New diabetes drug passes early tests

The drug exenatide stabilizes and can reduce blood sugar in diabetes patients for whom standard medications don’t work well, two studies show.

In one trial, Ralph DeFronzo of the University of Texas Health Science Center at San Antonio and his colleagues gave injections twice daily to 336 people with type 2, or adult-onset, diabetes. Some received exenatide; others got a placebo. In the other study, John Buse of the University of North Carolina School of Medicine at Chapel Hill and his team randomly assigned 377 diabetes patients to receive exenatide or a placebo. The volunteers were already taking diabetes medication: metformin (Glucophage) in the first trial and a sulfonylurea drug in the second.

After 30 weeks, patients in either trial who were getting exenatide had kept their blood sugar in check significantly better than did those receiving the placebo. Roughly two-fifths of the patients getting exenatide saw their blood sugar decrease, nearly always without inducing the shakiness, weakness, and other symptoms that result when blood sugar drops too low—a condition called hypoglycemia.

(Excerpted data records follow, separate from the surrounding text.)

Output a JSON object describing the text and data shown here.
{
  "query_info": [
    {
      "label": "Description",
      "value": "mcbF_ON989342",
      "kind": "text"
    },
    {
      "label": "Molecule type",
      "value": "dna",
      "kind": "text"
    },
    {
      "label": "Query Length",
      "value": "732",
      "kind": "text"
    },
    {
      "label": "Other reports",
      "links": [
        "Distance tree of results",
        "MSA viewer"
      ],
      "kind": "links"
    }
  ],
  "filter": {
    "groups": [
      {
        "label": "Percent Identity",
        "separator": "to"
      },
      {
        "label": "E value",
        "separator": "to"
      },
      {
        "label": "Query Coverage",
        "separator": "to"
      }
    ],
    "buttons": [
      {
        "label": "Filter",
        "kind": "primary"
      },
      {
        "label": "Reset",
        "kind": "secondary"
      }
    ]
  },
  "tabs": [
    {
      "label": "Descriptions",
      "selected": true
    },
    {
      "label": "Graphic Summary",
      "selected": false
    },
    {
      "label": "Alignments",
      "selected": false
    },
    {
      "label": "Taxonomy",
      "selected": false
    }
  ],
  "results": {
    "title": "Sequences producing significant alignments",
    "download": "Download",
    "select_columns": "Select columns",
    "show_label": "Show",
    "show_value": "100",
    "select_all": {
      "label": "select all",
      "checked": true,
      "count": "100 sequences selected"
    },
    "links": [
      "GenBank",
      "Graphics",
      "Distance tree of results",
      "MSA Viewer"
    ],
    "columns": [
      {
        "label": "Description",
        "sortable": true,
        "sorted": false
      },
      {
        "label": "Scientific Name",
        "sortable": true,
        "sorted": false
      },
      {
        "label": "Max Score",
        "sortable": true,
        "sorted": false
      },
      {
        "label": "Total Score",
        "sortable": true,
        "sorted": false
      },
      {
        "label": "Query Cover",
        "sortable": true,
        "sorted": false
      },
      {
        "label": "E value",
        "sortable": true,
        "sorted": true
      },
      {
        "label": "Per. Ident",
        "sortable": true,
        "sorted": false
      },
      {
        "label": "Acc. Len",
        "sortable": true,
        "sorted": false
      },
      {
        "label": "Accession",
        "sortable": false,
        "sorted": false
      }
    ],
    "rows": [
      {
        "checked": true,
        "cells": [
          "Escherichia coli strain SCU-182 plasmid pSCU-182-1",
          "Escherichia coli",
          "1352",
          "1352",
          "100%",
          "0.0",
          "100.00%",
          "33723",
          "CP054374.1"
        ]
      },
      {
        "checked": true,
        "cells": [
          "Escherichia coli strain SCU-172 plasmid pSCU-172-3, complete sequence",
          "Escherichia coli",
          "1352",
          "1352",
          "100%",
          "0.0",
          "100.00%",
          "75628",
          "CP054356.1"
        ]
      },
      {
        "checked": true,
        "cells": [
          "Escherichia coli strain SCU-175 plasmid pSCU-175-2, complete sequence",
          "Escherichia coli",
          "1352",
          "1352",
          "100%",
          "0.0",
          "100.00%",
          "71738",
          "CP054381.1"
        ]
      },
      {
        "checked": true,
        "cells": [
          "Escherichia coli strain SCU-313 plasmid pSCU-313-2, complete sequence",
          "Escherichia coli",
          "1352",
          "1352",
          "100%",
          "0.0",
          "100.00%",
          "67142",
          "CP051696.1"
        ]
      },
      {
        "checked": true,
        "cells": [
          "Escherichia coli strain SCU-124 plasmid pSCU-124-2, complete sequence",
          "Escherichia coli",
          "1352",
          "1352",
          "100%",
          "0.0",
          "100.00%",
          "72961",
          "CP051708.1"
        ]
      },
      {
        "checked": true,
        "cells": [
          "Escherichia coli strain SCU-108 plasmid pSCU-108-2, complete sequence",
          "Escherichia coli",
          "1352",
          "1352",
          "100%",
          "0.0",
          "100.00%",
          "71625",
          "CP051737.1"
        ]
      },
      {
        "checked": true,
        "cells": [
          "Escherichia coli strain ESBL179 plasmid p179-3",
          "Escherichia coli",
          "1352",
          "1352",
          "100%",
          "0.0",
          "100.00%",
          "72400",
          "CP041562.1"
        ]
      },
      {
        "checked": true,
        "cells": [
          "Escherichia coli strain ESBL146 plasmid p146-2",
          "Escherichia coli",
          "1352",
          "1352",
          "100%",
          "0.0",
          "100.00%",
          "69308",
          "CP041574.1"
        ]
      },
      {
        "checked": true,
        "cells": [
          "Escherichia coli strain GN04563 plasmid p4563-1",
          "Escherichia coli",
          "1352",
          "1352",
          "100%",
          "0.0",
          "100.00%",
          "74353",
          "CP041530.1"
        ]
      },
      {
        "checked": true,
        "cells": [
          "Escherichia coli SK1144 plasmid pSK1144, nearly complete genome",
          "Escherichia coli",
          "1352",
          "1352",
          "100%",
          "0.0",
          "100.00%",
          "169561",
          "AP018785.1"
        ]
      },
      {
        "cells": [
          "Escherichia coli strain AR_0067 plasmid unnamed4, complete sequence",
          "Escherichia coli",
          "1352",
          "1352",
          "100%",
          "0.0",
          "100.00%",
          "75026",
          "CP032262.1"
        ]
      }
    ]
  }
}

The results were presented earlier this month at the 64th Scientific Sessions of the American Diabetes Association in Orlando, Fla.

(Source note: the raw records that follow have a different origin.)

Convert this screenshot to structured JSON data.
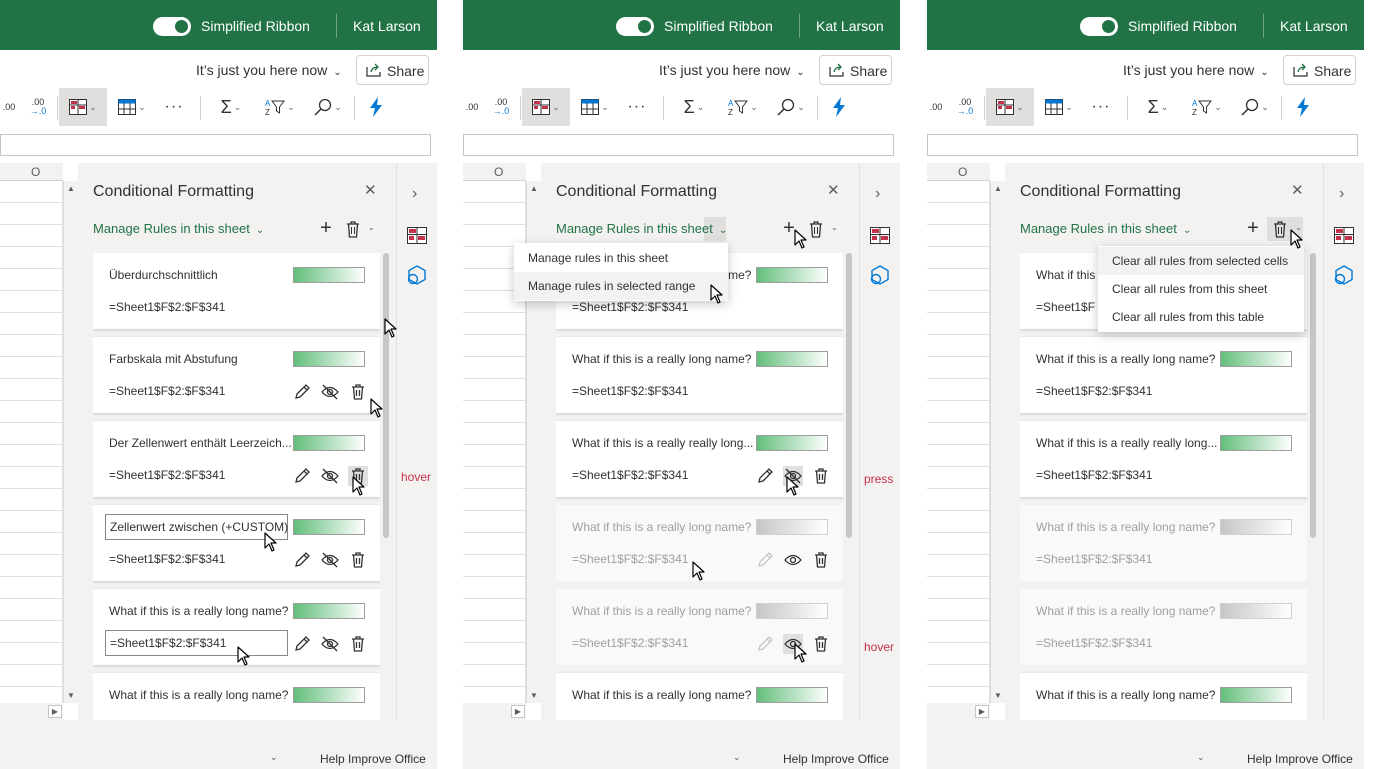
{
  "colors": {
    "brand": "#217346",
    "accent_green": "#217346",
    "state_label": "#c4314b",
    "gradient_start": "#63be7b"
  },
  "titlebar": {
    "simplified_ribbon": "Simplified Ribbon",
    "user": "Kat Larson"
  },
  "tellme": {
    "text": "It’s just you here now"
  },
  "share": {
    "label": "Share"
  },
  "ribbon": {
    "icons": [
      "decrease-decimal-icon",
      "conditional-formatting-icon",
      "format-as-table-icon",
      "more-icon",
      "autosum-icon",
      "sort-filter-icon",
      "find-icon",
      "ideas-icon"
    ]
  },
  "sheet": {
    "column_header": "O"
  },
  "pane": {
    "title": "Conditional Formatting",
    "manage_label": "Manage Rules in this sheet"
  },
  "status": {
    "help": "Help Improve Office"
  },
  "panels": [
    {
      "state_label": "hover",
      "rules": [
        {
          "name": "Überdurchschnittlich",
          "range": "=Sheet1$F$2:$F$341",
          "disabled": false
        },
        {
          "name": "Farbskala mit Abstufung",
          "range": "=Sheet1$F$2:$F$341",
          "disabled": false
        },
        {
          "name": "Der Zellenwert enthält Leerzeich...",
          "range": "=Sheet1$F$2:$F$341",
          "disabled": false
        },
        {
          "name": "Zellenwert zwischen (+CUSTOM)",
          "range": "=Sheet1$F$2:$F$341",
          "disabled": false
        },
        {
          "name": "What if this is a really long name?",
          "range": "=Sheet1$F$2:$F$341",
          "disabled": false
        },
        {
          "name": "What if this is a really long name?",
          "range": "",
          "disabled": false
        }
      ]
    },
    {
      "state_labels": [
        "press",
        "hover"
      ],
      "menu": [
        "Manage rules in this sheet",
        "Manage rules in selected range"
      ],
      "rules": [
        {
          "name": "What if this is a really long name?",
          "range": "=Sheet1$F$2:$F$341",
          "disabled": false
        },
        {
          "name": "What if this is a really long name?",
          "range": "=Sheet1$F$2:$F$341",
          "disabled": false
        },
        {
          "name": "What if this is a really really long...",
          "range": "=Sheet1$F$2:$F$341",
          "disabled": false
        },
        {
          "name": "What if this is a really long name?",
          "range": "=Sheet1$F$2:$F$341",
          "disabled": true
        },
        {
          "name": "What if this is a really long name?",
          "range": "=Sheet1$F$2:$F$341",
          "disabled": true
        },
        {
          "name": "What if this is a really long name?",
          "range": "",
          "disabled": false
        }
      ]
    },
    {
      "menu": [
        "Clear all rules from selected cells",
        "Clear all rules from this sheet",
        "Clear all rules from this table"
      ],
      "rules": [
        {
          "name": "What if this",
          "range": "=Sheet1$F",
          "disabled": false
        },
        {
          "name": "What if this is a really long name?",
          "range": "=Sheet1$F$2:$F$341",
          "disabled": false
        },
        {
          "name": "What if this is a really really long...",
          "range": "=Sheet1$F$2:$F$341",
          "disabled": false
        },
        {
          "name": "What if this is a really long name?",
          "range": "=Sheet1$F$2:$F$341",
          "disabled": true
        },
        {
          "name": "What if this is a really long name?",
          "range": "=Sheet1$F$2:$F$341",
          "disabled": true
        },
        {
          "name": "What if this is a really long name?",
          "range": "",
          "disabled": false
        }
      ]
    }
  ]
}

Exenatide is a synthetic form of exendin-4, a compound found in the venomous saliva of the Gila monster (SN: 8/16/03, p. 104: Available to subscribers at Blood Sugar Fix). Exendin-4 is similar to glucagonlike peptide-1 (GLP1), a compound made in people by cells that line the intestines. Once released into the blood, GLP1 switches on insulin-making beta cells in the pancreas. However, GLP1 is so short-lived that it’s unsuitable as a drug. Exendin-4 and exenatide remain active in the body longer.